Defendants also move to dismiss on grounds that the plaintiff did not satisfy the requirements of Mass.R.Civ.P. 4(j) and/or 6(b) in obtaining previous extensions of time in which to complete service of process. The short answer to this argument is that extensions of time in which to make service are matters committed to the sound discretion of the court. See Brunelle v. Blaise, Worcester Superior Court, No. 2004-00920 (Nov. 24, 2004) (Agnes, J.) (18 Mass. L. Rptr. 556). This court has no duty to reconsider rulings on questions of this nature, see Salter v. Scott, 363 Mass. 396, 402 (1973), and is not inclined to do so unless it would result in a manifest injustice.

Ill

With the exception of count VI alleging a violation of G.L.c. 93A, which under G.L.c. 260, §4 has a four-year statute of limitations, defendants argue that the remainder of the plaintiffs claims are time barred. Claims for breach of fiduciary duty, legal malpractice and misrepresentation are governed by a three-year statute of limitations. See G.L.c. 260, §2A; G.L.c. 260, §4. The plaintiff relies on the so-called discovery rule which provides that “(t]he statute of limitations does not begin to run on a claim of malpractice until the plaintiff knows or reasonably should know that he or she has been harmed by the defendant’s conduct.” Williams v. Ely, 423 Mass. 467, 473 (1996). In Williams, the court applied the rule to claims of legal negligence. The discovery rule does not toll the running of the limitations period simply because the plaintiff may be unaware of the extent of the injury or that the attorney was in fact negligent. Id. Rather, “(o]nce a client or former client knows or reasonably should know that he or she has sustained appreciable harm as a result of the lawyer’s conduct, the statute of limitations starts to run.” Id. However, in cases in which the client continues to be represented by the lawyer, the law recognizes the need to toll the running of the limitations period because “a person seeking professional assistance has a right to repose confidence in the professional’s ability and good faith, and realistically cannot be expected to question and assess the techniques employed or the manner in which services are rendered.” Rosen Construction Ventures, Inc. v. Mintz, Levin, Cohen, Ferris, Glovesky and Poepeo, P.C., 364 F.3d 399, 406 (1st Cir. 2004) (citations omitted).

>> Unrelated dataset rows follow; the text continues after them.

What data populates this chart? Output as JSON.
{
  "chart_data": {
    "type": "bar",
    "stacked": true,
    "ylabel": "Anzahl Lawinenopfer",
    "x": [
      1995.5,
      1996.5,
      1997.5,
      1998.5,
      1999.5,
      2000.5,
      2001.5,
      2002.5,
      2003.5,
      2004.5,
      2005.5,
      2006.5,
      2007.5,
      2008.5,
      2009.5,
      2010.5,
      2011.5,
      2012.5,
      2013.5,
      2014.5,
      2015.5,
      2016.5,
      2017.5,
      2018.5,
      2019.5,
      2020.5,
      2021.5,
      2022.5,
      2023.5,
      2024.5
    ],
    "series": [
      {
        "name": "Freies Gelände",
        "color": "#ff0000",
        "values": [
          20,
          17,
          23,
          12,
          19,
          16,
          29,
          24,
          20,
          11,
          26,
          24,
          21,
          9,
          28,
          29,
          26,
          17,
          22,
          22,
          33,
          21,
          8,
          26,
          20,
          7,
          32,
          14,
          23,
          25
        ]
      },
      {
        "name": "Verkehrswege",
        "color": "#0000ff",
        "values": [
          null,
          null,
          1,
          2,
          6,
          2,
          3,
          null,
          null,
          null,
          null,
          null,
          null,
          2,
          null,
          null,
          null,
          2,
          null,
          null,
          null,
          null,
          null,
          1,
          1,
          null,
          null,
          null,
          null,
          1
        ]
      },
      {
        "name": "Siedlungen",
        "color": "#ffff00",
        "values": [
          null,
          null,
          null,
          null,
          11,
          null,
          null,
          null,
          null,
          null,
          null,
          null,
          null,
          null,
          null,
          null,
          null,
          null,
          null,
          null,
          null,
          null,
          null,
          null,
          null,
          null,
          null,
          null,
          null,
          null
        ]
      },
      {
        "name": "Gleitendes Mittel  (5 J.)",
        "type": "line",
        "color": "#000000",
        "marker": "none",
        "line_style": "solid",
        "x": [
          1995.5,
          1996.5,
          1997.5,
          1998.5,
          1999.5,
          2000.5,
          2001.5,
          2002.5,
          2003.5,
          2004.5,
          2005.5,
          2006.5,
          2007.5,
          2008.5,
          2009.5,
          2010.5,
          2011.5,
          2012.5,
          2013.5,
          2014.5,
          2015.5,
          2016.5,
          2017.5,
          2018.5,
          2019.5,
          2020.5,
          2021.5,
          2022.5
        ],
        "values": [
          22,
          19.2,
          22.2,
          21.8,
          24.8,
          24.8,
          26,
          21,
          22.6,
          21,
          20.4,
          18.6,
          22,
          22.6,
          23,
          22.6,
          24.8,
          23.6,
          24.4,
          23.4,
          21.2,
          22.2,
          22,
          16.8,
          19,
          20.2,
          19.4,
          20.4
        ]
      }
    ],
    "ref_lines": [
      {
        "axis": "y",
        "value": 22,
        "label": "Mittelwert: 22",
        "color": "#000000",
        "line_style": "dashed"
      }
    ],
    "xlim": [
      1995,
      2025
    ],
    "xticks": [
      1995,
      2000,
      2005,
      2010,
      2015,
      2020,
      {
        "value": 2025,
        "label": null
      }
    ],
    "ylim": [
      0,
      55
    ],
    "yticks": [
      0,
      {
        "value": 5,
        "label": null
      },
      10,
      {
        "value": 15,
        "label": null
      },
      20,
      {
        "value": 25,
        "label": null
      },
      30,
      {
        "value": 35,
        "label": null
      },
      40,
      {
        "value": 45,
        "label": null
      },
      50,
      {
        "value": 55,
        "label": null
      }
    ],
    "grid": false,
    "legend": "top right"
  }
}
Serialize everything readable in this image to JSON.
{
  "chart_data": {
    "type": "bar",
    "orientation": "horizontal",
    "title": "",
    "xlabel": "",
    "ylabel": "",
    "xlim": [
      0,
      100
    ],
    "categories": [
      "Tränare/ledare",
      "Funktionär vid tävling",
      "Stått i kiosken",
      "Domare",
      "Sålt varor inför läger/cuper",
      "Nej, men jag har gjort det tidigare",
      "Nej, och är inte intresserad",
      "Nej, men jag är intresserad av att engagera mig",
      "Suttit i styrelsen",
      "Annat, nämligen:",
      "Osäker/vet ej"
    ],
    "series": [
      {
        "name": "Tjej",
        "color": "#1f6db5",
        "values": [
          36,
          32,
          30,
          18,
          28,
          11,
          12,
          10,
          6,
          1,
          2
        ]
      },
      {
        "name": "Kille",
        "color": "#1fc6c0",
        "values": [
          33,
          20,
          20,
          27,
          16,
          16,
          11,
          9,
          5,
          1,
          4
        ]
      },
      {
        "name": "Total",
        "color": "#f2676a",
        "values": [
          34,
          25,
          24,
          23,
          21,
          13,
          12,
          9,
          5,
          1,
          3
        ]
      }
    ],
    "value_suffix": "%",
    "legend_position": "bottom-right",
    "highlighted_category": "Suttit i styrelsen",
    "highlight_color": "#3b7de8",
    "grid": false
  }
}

The doctrine of continuing representation means that in the absence of fraud, it is not reasonable to expect clients to question the strategic advice of their attorneys for purposes of determining when the client knows that he, she or it has sustained harm. Rosen, supra, 364 F.3d at 406. Contrast, Marranakis v. Lichton, Worcester Superior Court, No. 2001-02403 (Nov. 17, 2003) (Kern, J.) (doctrine of continuing representation not applicable when the attorney-client relationship no longer exists). Although the Jaroz litigation was dismissed with prejudice in December 1999, plaintiff asserts that the clients did not reasonably know they had sustained harm until 2002 when the defendants advised them to seek outside counsel. In view of the evidence that the defendants gave assurances to the plaintiffs that they would prevail, it cannot be said that the plaintiffs had notice that the harm was the result of their counsel’s conduct before 2002.

CONCLUSION

For the above reasons, the defendants’ motions to dismiss are DENIED.